Consider the GDP information in global_economy. Plot the GDP per capita for each country over time.
# Identify the top 10 countries based on mean per cap GDP over time
top_10_countries <- as_tibble(global_economy) %>%
mutate(gdp_per_cap = GDP/Population) %>%
group_by(Country) %>%
summarize(mean_per_cap_gdp = mean(gdp_per_cap)) %>%
arrange(desc(mean_per_cap_gdp)) %>%
head(10) %>%
select(Country)
# Plot the top 10 countries per cap GDP over time
as_tibble(global_economy) %>%
filter(Country %in% top_10_countries[[1]]) %>%
mutate(gdp_per_cap = GDP/Population) %>%
group_by(Country) %>%
mutate(mean_per_cap_gdp = mean(gdp_per_cap)) %>%
ungroup() %>%
ggplot(aes(x=Year, y=gdp_per_cap, color=Country)) +
geom_line() +
labs(title = "GDP Per Capita for Top-10 Countries",
x= "Year",
y = "GDP Per Capita")
Which country has the highest GDP per capita?
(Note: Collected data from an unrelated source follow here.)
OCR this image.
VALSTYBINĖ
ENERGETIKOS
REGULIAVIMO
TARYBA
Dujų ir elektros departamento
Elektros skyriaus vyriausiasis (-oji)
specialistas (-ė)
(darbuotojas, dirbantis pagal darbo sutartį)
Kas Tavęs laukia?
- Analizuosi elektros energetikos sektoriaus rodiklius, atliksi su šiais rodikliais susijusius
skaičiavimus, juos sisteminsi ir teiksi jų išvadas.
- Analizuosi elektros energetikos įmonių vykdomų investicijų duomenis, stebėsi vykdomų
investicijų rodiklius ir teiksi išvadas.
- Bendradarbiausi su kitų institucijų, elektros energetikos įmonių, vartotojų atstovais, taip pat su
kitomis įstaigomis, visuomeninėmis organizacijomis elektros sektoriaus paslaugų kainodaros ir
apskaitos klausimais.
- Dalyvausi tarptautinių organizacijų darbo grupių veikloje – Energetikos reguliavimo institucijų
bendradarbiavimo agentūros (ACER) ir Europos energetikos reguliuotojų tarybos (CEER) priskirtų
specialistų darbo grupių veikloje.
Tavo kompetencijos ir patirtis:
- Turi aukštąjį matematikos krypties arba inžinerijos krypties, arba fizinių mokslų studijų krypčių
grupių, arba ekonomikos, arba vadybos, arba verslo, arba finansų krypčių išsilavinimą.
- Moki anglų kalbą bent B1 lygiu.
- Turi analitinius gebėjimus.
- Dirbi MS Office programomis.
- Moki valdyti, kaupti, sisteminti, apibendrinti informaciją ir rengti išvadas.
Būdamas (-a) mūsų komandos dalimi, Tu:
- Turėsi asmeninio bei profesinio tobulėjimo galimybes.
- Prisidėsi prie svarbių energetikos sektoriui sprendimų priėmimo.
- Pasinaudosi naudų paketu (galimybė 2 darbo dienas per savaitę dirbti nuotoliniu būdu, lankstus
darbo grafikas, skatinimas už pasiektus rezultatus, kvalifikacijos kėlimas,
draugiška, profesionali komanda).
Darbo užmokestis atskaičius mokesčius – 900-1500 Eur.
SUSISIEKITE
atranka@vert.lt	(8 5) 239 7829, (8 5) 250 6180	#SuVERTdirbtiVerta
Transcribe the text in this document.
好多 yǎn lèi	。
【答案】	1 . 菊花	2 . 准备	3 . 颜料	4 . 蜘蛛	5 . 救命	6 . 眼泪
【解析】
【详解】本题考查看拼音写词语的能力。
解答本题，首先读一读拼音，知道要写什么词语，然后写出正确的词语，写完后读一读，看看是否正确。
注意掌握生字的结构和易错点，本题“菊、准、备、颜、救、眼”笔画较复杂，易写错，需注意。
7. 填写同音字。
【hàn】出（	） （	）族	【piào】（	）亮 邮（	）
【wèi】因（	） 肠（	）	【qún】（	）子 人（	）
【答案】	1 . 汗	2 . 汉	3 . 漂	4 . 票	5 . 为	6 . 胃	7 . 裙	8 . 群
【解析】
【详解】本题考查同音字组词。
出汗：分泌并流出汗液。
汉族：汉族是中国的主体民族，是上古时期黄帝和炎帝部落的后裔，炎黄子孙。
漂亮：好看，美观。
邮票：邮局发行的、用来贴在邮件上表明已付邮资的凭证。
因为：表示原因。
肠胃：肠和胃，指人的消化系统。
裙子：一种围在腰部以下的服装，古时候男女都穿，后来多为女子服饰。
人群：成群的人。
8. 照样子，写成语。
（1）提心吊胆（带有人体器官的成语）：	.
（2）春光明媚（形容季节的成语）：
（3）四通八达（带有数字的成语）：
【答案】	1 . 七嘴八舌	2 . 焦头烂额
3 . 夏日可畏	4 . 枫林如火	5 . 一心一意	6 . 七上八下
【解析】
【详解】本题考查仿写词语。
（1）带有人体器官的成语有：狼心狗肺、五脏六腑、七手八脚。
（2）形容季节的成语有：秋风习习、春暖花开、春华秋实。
How has this changed over
time?
The Netherlands has the highest GDP per capita over this period. While it wasn’t the highest from the outset, it saw an increase in the 1980s and ultimately overtook the other countries around 1990 and has maintained itself as the highest ever since.
For each of the following series, make a graph of the data. If transforming seems appropriate, do so and describe the effect.
For this data, I applied an adjusted to the GDP based on inflation. Doing so doesn’t appear to have made a big difference or provide any significant information gain. However, the rate of the growth and the trend in the data is much more stable over the time series compared to a more steep increase exhibited by the pre-transformed data.
global_economy %>%
filter(Country == 'United States') %>%
mutate(adjusted_gdp = GDP/CPI * 100) %>%
ggplot() +
geom_line(aes(x=Year, y=GDP), color="red") +
geom_line(aes(x=Year, y=adjusted_gdp), color="blue")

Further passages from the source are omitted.